# Toyota Camry SE or Nissan Altima SL for Uber in NYC



## Montaukubertoo631 (Sep 1, 2016)

I'm renting a Camry for $400 a week .im also a college student I only do uber on the weekends I have to work like 14 hours a day from Friday to Sunday just to make $800 n $400 goes to the rental.i want to get a new car so I don't need to pay $400 a week.


----------



## EcoboostMKS (Nov 6, 2015)

So you're making $400 after 42 hours of work and that doesn't factor in fuel? And now you want to invest even more in a car/licensing/insurance? 

Maybe try another less expensive part time job.
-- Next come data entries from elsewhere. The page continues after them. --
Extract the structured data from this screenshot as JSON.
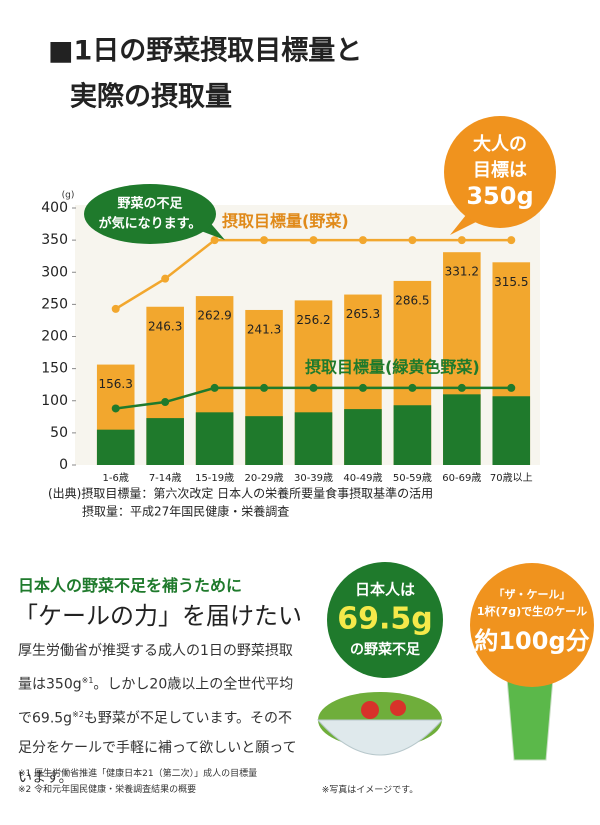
{
  "header": {
    "title_line1": "■1日の野菜摂取目標量と",
    "title_line2": "実際の摂取量"
  },
  "chart_data": {
    "type": "bar",
    "y_unit": "(g)",
    "categories": [
      "1-6歳",
      "7-14歳",
      "15-19歳",
      "20-29歳",
      "30-39歳",
      "40-49歳",
      "50-59歳",
      "60-69歳",
      "70歳以上"
    ],
    "series": [
      {
        "color": "#f2a72e",
        "values": [
          156.3,
          246.3,
          262.9,
          241.3,
          256.2,
          265.3,
          286.5,
          331.2,
          315.5
        ]
      },
      {
        "color": "#1f7a2c",
        "values": [
          55,
          73,
          82,
          76,
          82,
          87,
          93,
          110,
          107
        ]
      }
    ],
    "lines": [
      {
        "label": "摂取目標量(野菜)",
        "color": "#f2a72e",
        "values": [
          243,
          290,
          350,
          350,
          350,
          350,
          350,
          350,
          350
        ]
      },
      {
        "label": "摂取目標量(緑黄色野菜)",
        "color": "#1f7a2c",
        "values": [
          88,
          98,
          120,
          120,
          120,
          120,
          120,
          120,
          120
        ]
      }
    ],
    "ylim": [
      0,
      400
    ],
    "yticks": [
      0,
      50,
      100,
      150,
      200,
      250,
      300,
      350,
      400
    ],
    "grid": false,
    "callout": [
      "野菜の不足",
      "が気になります。"
    ],
    "badge": [
      "大人の",
      "目標は",
      "350g"
    ],
    "source": [
      "(出典)摂取目標量：第六次改定 日本人の栄養所要量食事摂取基準の活用",
      "摂取量：平成27年国民健康・栄養調査"
    ]
  },
  "section": {
    "lead": "日本人の野菜不足を補うために",
    "headline": "「ケールの力」を届けたい",
    "body": [
      "厚生労働省が推奨する成人の1日の野菜摂取量は350g",
      "※1",
      "。しかし20歳以上の全世代平均で69.5g",
      "※2",
      "も野菜が不足しています。その不足分をケールで手軽に補って欲しいと願っています。"
    ],
    "notes": [
      "※1 厚生労働省推進「健康日本21（第二次）」成人の目標量",
      "※2 令和元年国民健康・栄養調査結果の概要"
    ],
    "green_circle": [
      "日本人は",
      "69.5g",
      "の野菜不足"
    ],
    "orange_circle": [
      "「ザ・ケール」",
      "1杯(7g)で生のケール",
      "約100g分"
    ],
    "photo_note": "※写真はイメージです。"
  }
}
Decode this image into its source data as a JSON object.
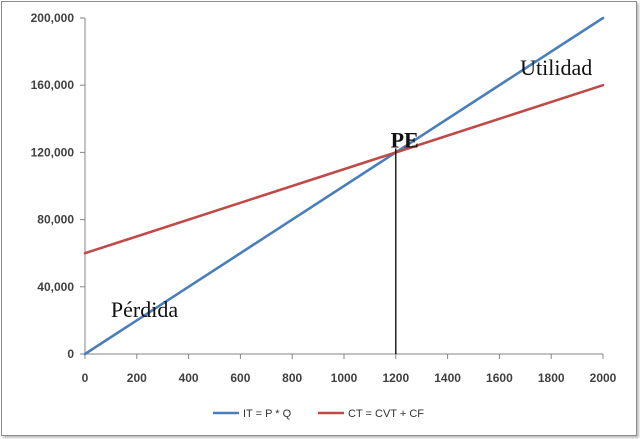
{
  "chart_data": {
    "type": "line",
    "x": [
      0,
      2000
    ],
    "xlim": [
      0,
      2000
    ],
    "ylim": [
      0,
      200000
    ],
    "x_ticks": [
      "0",
      "200",
      "400",
      "600",
      "800",
      "1000",
      "1200",
      "1400",
      "1600",
      "1800",
      "2000"
    ],
    "x_tick_values": [
      0,
      200,
      400,
      600,
      800,
      1000,
      1200,
      1400,
      1600,
      1800,
      2000
    ],
    "y_ticks": [
      "0",
      "40,000",
      "80,000",
      "120,000",
      "160,000",
      "200,000"
    ],
    "y_tick_values": [
      0,
      40000,
      80000,
      120000,
      160000,
      200000
    ],
    "grid": false,
    "legend_position": "bottom",
    "series": [
      {
        "name": "IT = P * Q",
        "x": [
          0,
          2000
        ],
        "values": [
          0,
          200000
        ],
        "color": "#4a7ebb"
      },
      {
        "name": "CT = CVT + CF",
        "x": [
          0,
          2000
        ],
        "values": [
          60000,
          160000
        ],
        "color": "#be4b48"
      }
    ],
    "break_even": {
      "x": 1200,
      "y": 120000
    },
    "annotations": [
      {
        "text": "PE",
        "x": 1180,
        "y": 123000
      },
      {
        "text": "Utilidad",
        "x": 1680,
        "y": 166000
      },
      {
        "text": "Pérdida",
        "x": 100,
        "y": 22000
      }
    ]
  }
}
Seems like your wasting your time and resources on this one.


----------



## Tripwire (Oct 28, 2015)

Montaukubertoo631 said:


> I'm renting a Camry for $400 a week .im also a college student I only do uber on the weekends I have to work like 14 hours a day from Friday to Sunday just to make $800 n $400 goes to the rental.i want to get a new car so I don't need to pay $400 a week.


$400 a week is insane after you factor in fuel and food, car wash etc...

Why not just get a weekend job that isn't costing you $450+ to work.

$1600 per month before expenses is unreal.

I'm not knocking your hustle, but as a college student you should also see how insane the numbers you just laid out are.


----------



## steveK2016 (Jul 31, 2016)

EcoboostMKS said:


> So you're making $400 after 42 hours of work and that doesn't factor in fuel? And now you want to invest even more in a car/licensing/insurance?
> 
> Maybe try another less expensive part time job. Seems like your wasting your time and resources on this one.


Even more? The guy is paying $1600 a month for a retntal, buying a car himself will be a major savings. If he financed a vehicle, his vehicle cost would drop down to $200 a month.

For $1500 a month in NYC, you can get on board with Cadillacs system and get a brand new Escallade.


----------



## EcoboostMKS (Nov 6, 2015)

steveK2016 said:


> Even more? The guy is paying $1600 a month for a retntal, buying a car himself will be a major savings. If he financed a vehicle, his vehicle cost would drop down to $200 a month.


It's not just the cost of the car in NYC as the only expense. He's got to register the car as a TLC vehicle and pay all licensing costs that come along with that. He's got to pay for commercial insurance that's going to run him about $5000+ per year. Pay repairs and maintenance that he normally wouldn't have to with a rental. Maybe it will cost him less in the long run, but for a part time job, he'll be paying a lot more up front.

The reality is he shouldn't be doing either unless he was doing this full time - rent or buy. Neither are sound financial decisions.


----------



## imaperson (Feb 17, 2017)

I don't know about the newer models, but I've heard to stay away from Nissan with the older models. Camry, Accord are good. I've also heard good things about Ford and Chevy, not sure which models, and the Lincoln MKT (which can do xl and Black as well).


----------



## Shangsta (Aug 15, 2016)

Stop renting, you are getting suckered bad


----------